EUV is expensive because there is a mountain of R&D expenses that have been invested into EUV and those expenses must be recaptured in the sale of the tools.
Sell only 10 tools and they will cost you $500m each, sell 100 tools and they might only cost you $100m each.
It is the exact same market economics at work which result in $2B stealth planes and so forth. The cost to produce the widget is not simply the production cost, you have to recapture the development cost.
Which means the question is not "what makes EUV so expensive?"; rather, the question one really means to ask is "what makes EUV
development so expensive?"
And the answer to that comes down to the customer's requirements on the tool's capabilities. Wafer throughput, defectivity, lifetime reliability, etc.
In other words, we are right back to the unavoidable consequences of the math that are captured by the
Project Management Triangle.
^ you can pick any 2 of the 3, but no more than 2.
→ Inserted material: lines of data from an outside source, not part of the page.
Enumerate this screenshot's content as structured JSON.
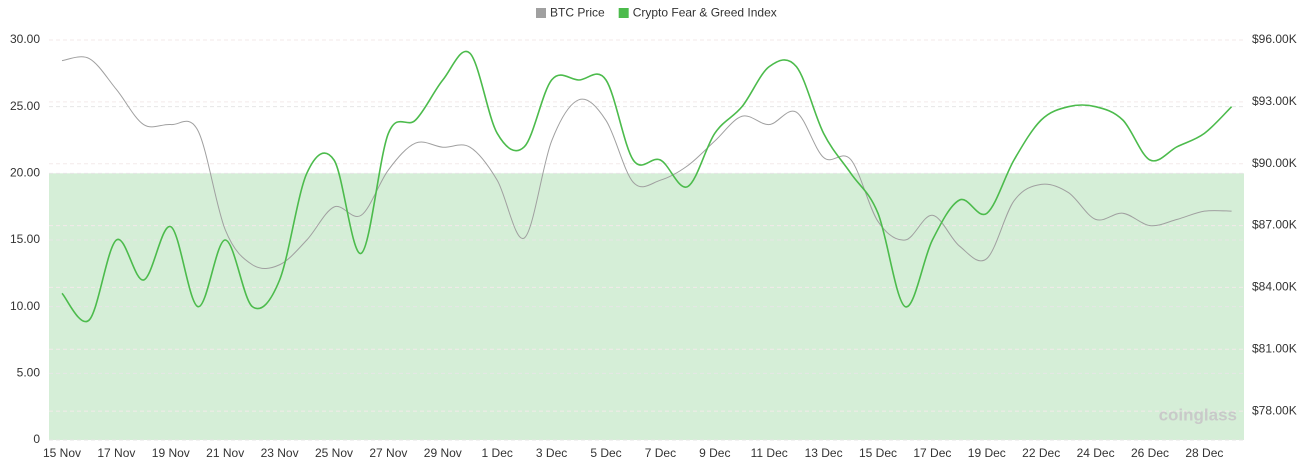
{
  "chart_data": {
    "type": "line",
    "categories": [
      "15 Nov",
      null,
      "17 Nov",
      null,
      "19 Nov",
      null,
      "21 Nov",
      null,
      "23 Nov",
      null,
      "25 Nov",
      null,
      "27 Nov",
      null,
      "29 Nov",
      null,
      "1 Dec",
      null,
      "3 Dec",
      null,
      "5 Dec",
      null,
      "7 Dec",
      null,
      "9 Dec",
      null,
      "11 Dec",
      null,
      "13 Dec",
      null,
      "15 Dec",
      null,
      "17 Dec",
      null,
      "19 Dec",
      null,
      "22 Dec",
      null,
      "24 Dec",
      null,
      "26 Dec",
      null,
      "28 Dec",
      null
    ],
    "series": [
      {
        "name": "BTC Price",
        "color": "#a0a0a0",
        "axis": "y2",
        "values": [
          95000,
          95100,
          93600,
          91900,
          91900,
          91600,
          86800,
          85100,
          85100,
          86300,
          87900,
          87500,
          89700,
          91000,
          90800,
          90800,
          89200,
          86400,
          91100,
          93100,
          92100,
          89100,
          89200,
          89900,
          91100,
          92300,
          91900,
          92500,
          90300,
          90200,
          87200,
          86300,
          87500,
          86000,
          85400,
          88200,
          89000,
          88600,
          87300,
          87600,
          87000,
          87300,
          87700,
          87700
        ]
      },
      {
        "name": "Crypto Fear & Greed Index",
        "color": "#4cbb4c",
        "values": [
          11,
          9,
          15,
          12,
          16,
          10,
          15,
          10,
          12,
          20,
          21,
          14,
          23,
          24,
          27,
          29,
          23,
          22,
          27,
          27,
          27,
          21,
          21,
          19,
          23,
          25,
          28,
          28,
          23,
          20,
          17,
          10,
          15,
          18,
          17,
          21,
          24,
          25,
          25,
          24,
          21,
          22,
          23,
          25
        ]
      }
    ],
    "ylim": [
      0,
      30
    ],
    "yticks": [
      0,
      {
        "value": 5,
        "label": "5.00"
      },
      {
        "value": 10,
        "label": "10.00"
      },
      {
        "value": 15,
        "label": "15.00"
      },
      {
        "value": 20,
        "label": "20.00"
      },
      {
        "value": 25,
        "label": "25.00"
      },
      {
        "value": 30,
        "label": "30.00"
      }
    ],
    "y2lim": [
      76600,
      96000
    ],
    "y2ticks": [
      {
        "value": 78000,
        "label": "$78.00K"
      },
      {
        "value": 81000,
        "label": "$81.00K"
      },
      {
        "value": 84000,
        "label": "$84.00K"
      },
      {
        "value": 87000,
        "label": "$87.00K"
      },
      {
        "value": 90000,
        "label": "$90.00K"
      },
      {
        "value": 93000,
        "label": "$93.00K"
      },
      {
        "value": 96000,
        "label": "$96.00K"
      }
    ],
    "shaded_band": {
      "range": [
        0,
        20
      ],
      "color": "#d5eed7"
    },
    "grid": true,
    "legend": "top",
    "watermark": "coinglass"
  }
}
The customers want all 3, naturally. But when asked to prioritize them they all insist on EUV being fast (competitive wafer throughput) and good (competitive defectivity, alignment, etc) and that means "cheap" is not happening at time-zero.
Cheap will happen, as more tools are sold over time the price per unit will decrease as EUV tool makers (ASML) recapture a higher and higher percentage of their development costs.
It is very similar to what makes the first few ten thousand 28nm wafers at TSMC cost $7k, but now a year later they only cost $2.5k.